The major change from 2002 through 2009 will be an increase in the Unified Credit Exemption Equivalent (UCEE), also known as the applicable exclusion amount, from $1 million to $3.5 million per estate. This credit shelters assets passing at death to a non spouse from estate tax. Spouse beneficiaries enjoy an unlimited marital deduction during this period. Another change will be gradual 1% reductions in the top estate tax rate in each year from 2002 through 2007. Figure 7 contains details.

Figure 7

*A 5% surcharge also applies to estates over $10 million.

In some cases, the estate tax relief granted from 2002 to 2009 will only offset the growth in estate values. Figure 8 shows the potential tax impact that began in 2001 on a hypothetical estate worth $3 million. The estate is assumed to increase in value by 7% per year, and the amount in excess of the UCEE is assumed to be taxed as if death occurs in that year and the entire estate is left to a non-spouse.

Figure 8

Planning Ideas for the Estate Tax

Don't Drop Plans or Protection: Be careful about changing estate plans already made, or dropping insurance coverage designed to pay estate taxes. Count on estate planning complexity to continue for the next decade, especially if Congress takes no further action to prevent "sunset" in 2011. People who assume their estate will owe no tax, because of the increasing Unified Credit Exemption Equivalent, may leave heirs vulnerable to new estate tax rules Congress may create in the future. If insurance coverage is canceled, there is no guarantee that it can be replaced at the same rates in the future-or if it will even be issued if the insured's health has declined.

Take Modified Carryover Basis Seriously: For some estates, it is possible that the modified carryover basis rules upon estate tax repeal will prove more burdensome than the estate tax itself.
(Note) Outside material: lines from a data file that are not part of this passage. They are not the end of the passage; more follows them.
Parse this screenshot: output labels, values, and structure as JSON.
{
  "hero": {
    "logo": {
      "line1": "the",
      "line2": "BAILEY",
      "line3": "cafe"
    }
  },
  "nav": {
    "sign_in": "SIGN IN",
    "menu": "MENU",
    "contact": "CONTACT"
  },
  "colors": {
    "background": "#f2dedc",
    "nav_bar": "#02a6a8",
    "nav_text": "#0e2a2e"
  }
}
One reason is the potential capital gains liability for heirs, which does not exist in the current system. Modified carryover basis requires an executor to keep records of the decedent's basis. This record keeping can be burdensome. If an executor cannot determine basis, it is possible that the IRS would consider the basis zero, therefore increasing the amount of taxes owed. Also, the carryover basis system does not allow a surviving spouse to receive an unlimited amount of property free of capital gains tax as the estate tax does. If you expect to leave or inherit a large estate, it's not too soon to begin evaluating these new rules with a financial professional.

Review Estate Plans Periodically: Before taking actions to modify an estate plan, it's wise to review all the changes in the law and to consider the sunset provision. In addition to federal estate taxes, make sure to consider state tax consequences, the impact of a revised gift tax, and the complexity created by modified stepped-up basis. The bottom line of estate tax repeal is that people can bet on it. But they can't count on it, and their heirs shouldn't have to pay for actions taken in haste.

The Bottom Line of Tax Relief

An Opportunity for Those Who Act on It

There's nothing small or simple about this historic tax act. It transfers more than a trillion dollars from federal coffers into the pockets of taxpayers-but very slowly and with many twists and turns. For each taxpayer, the ability to maximize the opportunities will depend on learning where the new incentives lie, adjusting plans prudently, and taking actions that keep planning in stride with the gradual changes and "sunsets." There's a tax bonus for most people buried in this law, but it may take more information and sound professional advice to identify opportunities and act on them. Now is the time to review planning with a financial professional and adjust personal strategies. Good luck during this decade of tax opportunity!